Specializes in Geriatrics.

I have worked in LTC for > 16 yrs. I love it! You really get to know the residents and the staff becomes almost like family. The residents come to know you and the continuity of care is phenomenal. I love that we get to be there for them from admittance to discharge (or if D/C is not possible) to support them as they pass. Hope you have found your niche. Good Luck!!

Specializes in Geriatrics, WCC.

Actually, you will need to use your critical thinking and assessment skills more than ever as there is not a doctor around every corner when in LTC.

It also becomes a large family atmosphere with the residents, staff and families interacting over a longer period of time than you would have in a hospital setting. But, this is coming from a nurse that has never been interested in working in a hospital and would only ever work in a LTC facility.

in september, i will have worked in ltc for four years! :yeah: i love my job. i love the patient education. i love the night shift. some residents are awake during the night and it makes for very interesting conversations. i love that the residents trust me enough to feel safe when they are sleeping. i love it when they tell me they are happy to see me. i enjoy working with my coworkers. most of the time, working in long term care is very fun for me. i don't enjoy the paperwork. but, i enjoy being there for them and their families. i do think it takes a certain type of person to be able to handle this type of work. it does come with it's own challenges too. when i read the original post, i had to laugh because in ltc, we are also worry about what's going to go wrong next. but, it's fun none the less.

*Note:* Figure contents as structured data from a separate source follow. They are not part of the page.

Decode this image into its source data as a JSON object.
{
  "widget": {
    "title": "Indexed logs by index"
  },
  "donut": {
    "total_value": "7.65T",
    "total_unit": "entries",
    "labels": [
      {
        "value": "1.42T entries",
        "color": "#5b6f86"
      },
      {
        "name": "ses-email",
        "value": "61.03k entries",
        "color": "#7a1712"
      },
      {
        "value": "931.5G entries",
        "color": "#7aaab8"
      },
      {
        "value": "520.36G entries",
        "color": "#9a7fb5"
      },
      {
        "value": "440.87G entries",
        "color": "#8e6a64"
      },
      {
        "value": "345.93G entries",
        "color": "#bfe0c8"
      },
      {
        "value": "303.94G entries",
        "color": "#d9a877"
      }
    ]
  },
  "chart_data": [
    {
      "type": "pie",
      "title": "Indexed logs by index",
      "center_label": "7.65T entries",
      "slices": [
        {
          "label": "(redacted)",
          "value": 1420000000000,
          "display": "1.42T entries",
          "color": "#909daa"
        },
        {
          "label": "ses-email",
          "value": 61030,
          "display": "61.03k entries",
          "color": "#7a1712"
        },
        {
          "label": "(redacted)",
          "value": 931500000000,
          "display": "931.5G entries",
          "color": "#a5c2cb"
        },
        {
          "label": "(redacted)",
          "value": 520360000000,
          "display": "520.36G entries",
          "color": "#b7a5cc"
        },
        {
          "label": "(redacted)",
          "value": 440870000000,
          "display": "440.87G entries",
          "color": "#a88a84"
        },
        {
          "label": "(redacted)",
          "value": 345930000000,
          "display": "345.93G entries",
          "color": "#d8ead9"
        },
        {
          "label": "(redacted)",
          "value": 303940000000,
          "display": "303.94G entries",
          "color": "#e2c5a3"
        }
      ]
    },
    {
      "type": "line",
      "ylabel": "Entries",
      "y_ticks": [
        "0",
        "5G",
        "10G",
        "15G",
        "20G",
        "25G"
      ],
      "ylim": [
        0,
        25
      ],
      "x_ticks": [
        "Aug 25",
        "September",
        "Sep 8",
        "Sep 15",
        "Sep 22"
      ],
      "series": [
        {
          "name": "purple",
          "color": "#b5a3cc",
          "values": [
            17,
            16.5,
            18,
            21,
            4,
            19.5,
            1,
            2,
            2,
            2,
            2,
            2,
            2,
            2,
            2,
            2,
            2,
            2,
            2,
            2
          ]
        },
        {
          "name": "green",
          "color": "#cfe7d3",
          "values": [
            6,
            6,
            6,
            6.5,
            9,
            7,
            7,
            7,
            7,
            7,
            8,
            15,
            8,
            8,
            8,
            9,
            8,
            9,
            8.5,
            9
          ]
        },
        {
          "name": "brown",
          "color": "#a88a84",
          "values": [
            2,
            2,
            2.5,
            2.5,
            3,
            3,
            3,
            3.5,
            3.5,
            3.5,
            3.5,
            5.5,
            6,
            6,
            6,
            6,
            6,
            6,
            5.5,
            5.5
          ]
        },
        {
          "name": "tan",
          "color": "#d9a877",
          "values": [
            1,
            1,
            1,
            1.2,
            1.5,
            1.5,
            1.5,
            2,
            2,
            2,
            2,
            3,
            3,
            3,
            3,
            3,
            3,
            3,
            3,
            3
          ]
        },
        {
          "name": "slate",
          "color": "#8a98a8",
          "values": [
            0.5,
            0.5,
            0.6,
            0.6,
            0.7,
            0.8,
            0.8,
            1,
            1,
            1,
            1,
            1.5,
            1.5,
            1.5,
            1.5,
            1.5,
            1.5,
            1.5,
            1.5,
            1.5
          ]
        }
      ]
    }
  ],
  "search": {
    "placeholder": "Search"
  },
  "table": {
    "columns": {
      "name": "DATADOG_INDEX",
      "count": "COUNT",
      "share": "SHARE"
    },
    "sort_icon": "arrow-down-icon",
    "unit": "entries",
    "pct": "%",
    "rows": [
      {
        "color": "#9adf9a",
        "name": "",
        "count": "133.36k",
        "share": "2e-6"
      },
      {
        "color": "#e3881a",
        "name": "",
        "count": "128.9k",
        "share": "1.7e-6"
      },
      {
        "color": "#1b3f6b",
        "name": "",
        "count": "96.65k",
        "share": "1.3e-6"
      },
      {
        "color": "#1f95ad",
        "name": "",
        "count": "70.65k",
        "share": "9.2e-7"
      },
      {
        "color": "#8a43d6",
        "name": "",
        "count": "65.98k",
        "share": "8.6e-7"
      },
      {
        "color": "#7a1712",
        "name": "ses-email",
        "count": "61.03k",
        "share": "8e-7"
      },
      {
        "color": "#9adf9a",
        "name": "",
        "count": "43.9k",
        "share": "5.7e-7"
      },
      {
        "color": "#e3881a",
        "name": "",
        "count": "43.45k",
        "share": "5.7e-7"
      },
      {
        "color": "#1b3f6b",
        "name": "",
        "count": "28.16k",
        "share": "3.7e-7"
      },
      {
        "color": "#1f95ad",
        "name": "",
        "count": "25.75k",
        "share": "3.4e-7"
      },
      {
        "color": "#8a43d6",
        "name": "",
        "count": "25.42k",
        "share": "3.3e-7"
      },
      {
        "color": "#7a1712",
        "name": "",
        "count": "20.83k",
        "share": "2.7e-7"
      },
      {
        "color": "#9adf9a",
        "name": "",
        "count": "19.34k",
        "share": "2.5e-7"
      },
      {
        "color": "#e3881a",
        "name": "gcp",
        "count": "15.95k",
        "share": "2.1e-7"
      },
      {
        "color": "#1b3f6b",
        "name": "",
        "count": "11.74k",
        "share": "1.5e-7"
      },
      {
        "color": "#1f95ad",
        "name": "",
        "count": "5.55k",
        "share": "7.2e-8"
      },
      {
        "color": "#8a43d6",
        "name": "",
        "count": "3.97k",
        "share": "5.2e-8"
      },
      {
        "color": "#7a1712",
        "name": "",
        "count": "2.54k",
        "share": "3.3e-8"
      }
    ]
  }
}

Wellllll.....first of all, I don't think of it as a step down. You will be learning and using different skills than that of the NICU.

Find a LTC that has skilled care and not just LTC/ intermediate care. You will find tons of wound care, IVs for abtx, tpn, fluids, Tube feedings, teaching for diabetic, cardiac wounds...etc. We have trachs, but no vents (some subacute faclities will)...you will see a mix.

Positives....I like the continutity of care..after a while, you feel like family.

oops...I have more on this, but the kids are bothering me..

What are some of the things you would do working for a Mental State Hospital's Nursing home? Would it be considered skill care or intermediate care? The reason why I'm asking is because I'm thinking about working at a State Hospital upon graduation and I was trying to decide if I wanted to do psych nursing or nursing home. I'm thinking that I'm going to choose nursing home because some of those psych units are just plain out scary.

Positives in long term care include time for more assessment... I get time to think about and assess patient problems which can often be complex due to multiple diagnoses. LTC includes mental and medical nursing skills and Palliative care.

You get to know your patients and their families quite well. The care becomes more indepth.

I find there to be more laughter in the long term care facilities.

Specializes in Med/Surg...psych...ortho...geriatrics....
What are some of the things you would do working for a Mental State Hospital's Nursing home? Would it be considered skill care or intermediate care? The reason why I'm asking is because I'm thinking about working at a State Hospital upon graduation and I was trying to decide if I wanted to do psych nursing or nursing home. I'm thinking that I'm going to choose nursing home because some of those psych units are just plain out scary.

I couldn't help but comment on this one....If your LTC is anything like the one I work in, you will get PLENTY of PSYCH experience:bugeyes:

Specializes in LTC, ER, ICU, Psych, Med-surg...etc....

The staff and residents become like a family and the staff really care about what they do and about giving the best care for their "family".